QE mathematicians successfully defuse MathsBombe

QE boys have performed strongly in an online national Mathematics competition, with two teams winning prizes – one for being the first team in the country to solve two of the puzzles.

The high-speed solutions to puzzles 3 and 5 in the MathsBombe competition came from Sixth-Form team Root to Success. The team, comprising Year 13 pupils Brian Kong, Zayaan Ahmad, Yuta Tsuchiya and Nitharsan Sathiyalingam, all plan to read Mathematics at university. Zayaan said he had particularly enjoyed the “intricate” nature of the puzzles.

Year 12 team Pablo Problems won a spot prize for puzzle 8. (The spot prizes were awarded at random and were open to all teams that had solved a problem correctly.) The team members were Abhishek Balkrishna, Shiran Gnanaraj, Oliver Robinson and Vigneswaran Thelaxshan.

MathsBombe, which is run by Manchester University, started on 18th January this year; a new pair of puzzles was then released every two weeks. The MathsBombe website states that these puzzles “span the whole spectrum of mathematics: from fiendish logic puzzles in pure mathematics to applications of mathematics in real-world settings”.

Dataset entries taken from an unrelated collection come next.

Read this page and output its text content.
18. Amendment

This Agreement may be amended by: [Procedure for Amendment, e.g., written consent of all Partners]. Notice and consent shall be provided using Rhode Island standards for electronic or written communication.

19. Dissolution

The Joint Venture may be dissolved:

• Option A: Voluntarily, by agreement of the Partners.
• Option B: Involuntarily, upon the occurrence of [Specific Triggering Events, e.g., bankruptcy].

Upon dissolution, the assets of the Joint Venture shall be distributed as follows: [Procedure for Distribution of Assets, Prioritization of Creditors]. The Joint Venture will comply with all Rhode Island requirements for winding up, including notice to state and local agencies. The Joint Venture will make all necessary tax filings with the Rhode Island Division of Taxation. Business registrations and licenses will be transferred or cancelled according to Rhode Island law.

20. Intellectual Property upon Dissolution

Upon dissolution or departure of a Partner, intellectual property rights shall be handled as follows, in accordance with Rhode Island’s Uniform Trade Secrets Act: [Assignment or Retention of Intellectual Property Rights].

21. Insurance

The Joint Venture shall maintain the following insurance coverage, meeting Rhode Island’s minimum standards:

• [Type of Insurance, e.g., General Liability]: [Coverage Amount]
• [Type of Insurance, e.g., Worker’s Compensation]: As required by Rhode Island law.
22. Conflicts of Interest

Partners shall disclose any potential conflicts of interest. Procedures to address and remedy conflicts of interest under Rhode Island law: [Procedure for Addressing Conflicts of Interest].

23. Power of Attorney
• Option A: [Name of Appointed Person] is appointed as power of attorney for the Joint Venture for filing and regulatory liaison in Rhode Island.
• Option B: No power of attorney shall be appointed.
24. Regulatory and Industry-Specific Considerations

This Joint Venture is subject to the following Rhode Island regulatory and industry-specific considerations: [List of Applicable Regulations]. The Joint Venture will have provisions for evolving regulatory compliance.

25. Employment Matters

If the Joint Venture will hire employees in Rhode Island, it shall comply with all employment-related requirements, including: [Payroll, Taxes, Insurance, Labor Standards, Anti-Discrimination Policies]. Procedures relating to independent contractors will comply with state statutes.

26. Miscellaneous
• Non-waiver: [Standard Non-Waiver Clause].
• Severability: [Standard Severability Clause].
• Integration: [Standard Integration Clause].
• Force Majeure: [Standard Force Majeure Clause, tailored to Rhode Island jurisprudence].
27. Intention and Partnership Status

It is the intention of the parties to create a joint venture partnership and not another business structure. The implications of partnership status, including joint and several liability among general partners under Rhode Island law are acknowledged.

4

""Teams were ranked firstly in order of the number of puzzles they had solved and then by the total number of points scored for each correctly solved puzzle. Points were based on the teams’ speed of response, with the maximum number of 15 awarded to teams submitting the correct solution within one hour of the first team to solve the puzzle.

Just 47 teams out of the 2,962 teams entering nationally solved all eight puzzles. The 47 included five from QE: Pablo Problems, We Da Bomb, Test Maths Team V2, Pie R squared and 1 Elite Maths. Although Root to Success appeared to be on track for a high position after the four boys achieved the maximum 15 points in all of the first six puzzles, they then slipped down the rankings because they were unable to solve the final two puzzles. The final overall results have yet to be announced.

""Congratulating the successful teams, QE’s Assistant Head of Mathematics Wendy Fung said: “All the boys have worked entirely independently. The competition was a great chance for the members of Root to Success to test their problem-solving skills ahead of university.”

The competition is supported by the Dame Kathleen Ollerenshaw Trust, named after a mathematician and astronomer who also served as Lord Mayor of Manchester.

  • This is puzzle 3, which Root to Success solved in double-quick time:

    A miserly billionaire stores UK coins in a giant silo to avoid paying tax. Coins are released by turning a giant crank attached to the silo, but only one coin is released for each turn of the crank. The billionaire requires 60 coins of identical value. Assuming that the silo contains an infinite supply of coins of every possible denomination in standard circulation (ignoring any special commemorative coins), how many turns of the crank are needed to guarantee this?

    And here is the solution provided by the competition organisers:

    At first sight, it appears that there is not enough information to answer this problem, but the point is that it doesn't matter what the value of the 60 coins is. Thus, the worst case is actually that we get a different coin for each turn of the handle until we get up to 59 coins for every denomination. The next turn of the crank must then guarantee 60 coins of identical value. There are eight possible denominations: 1p, 2p, 5p, 10p, 20p, 50p, £1 and £2, which means that the number of turns required is 8 x 59 + 1 = 473.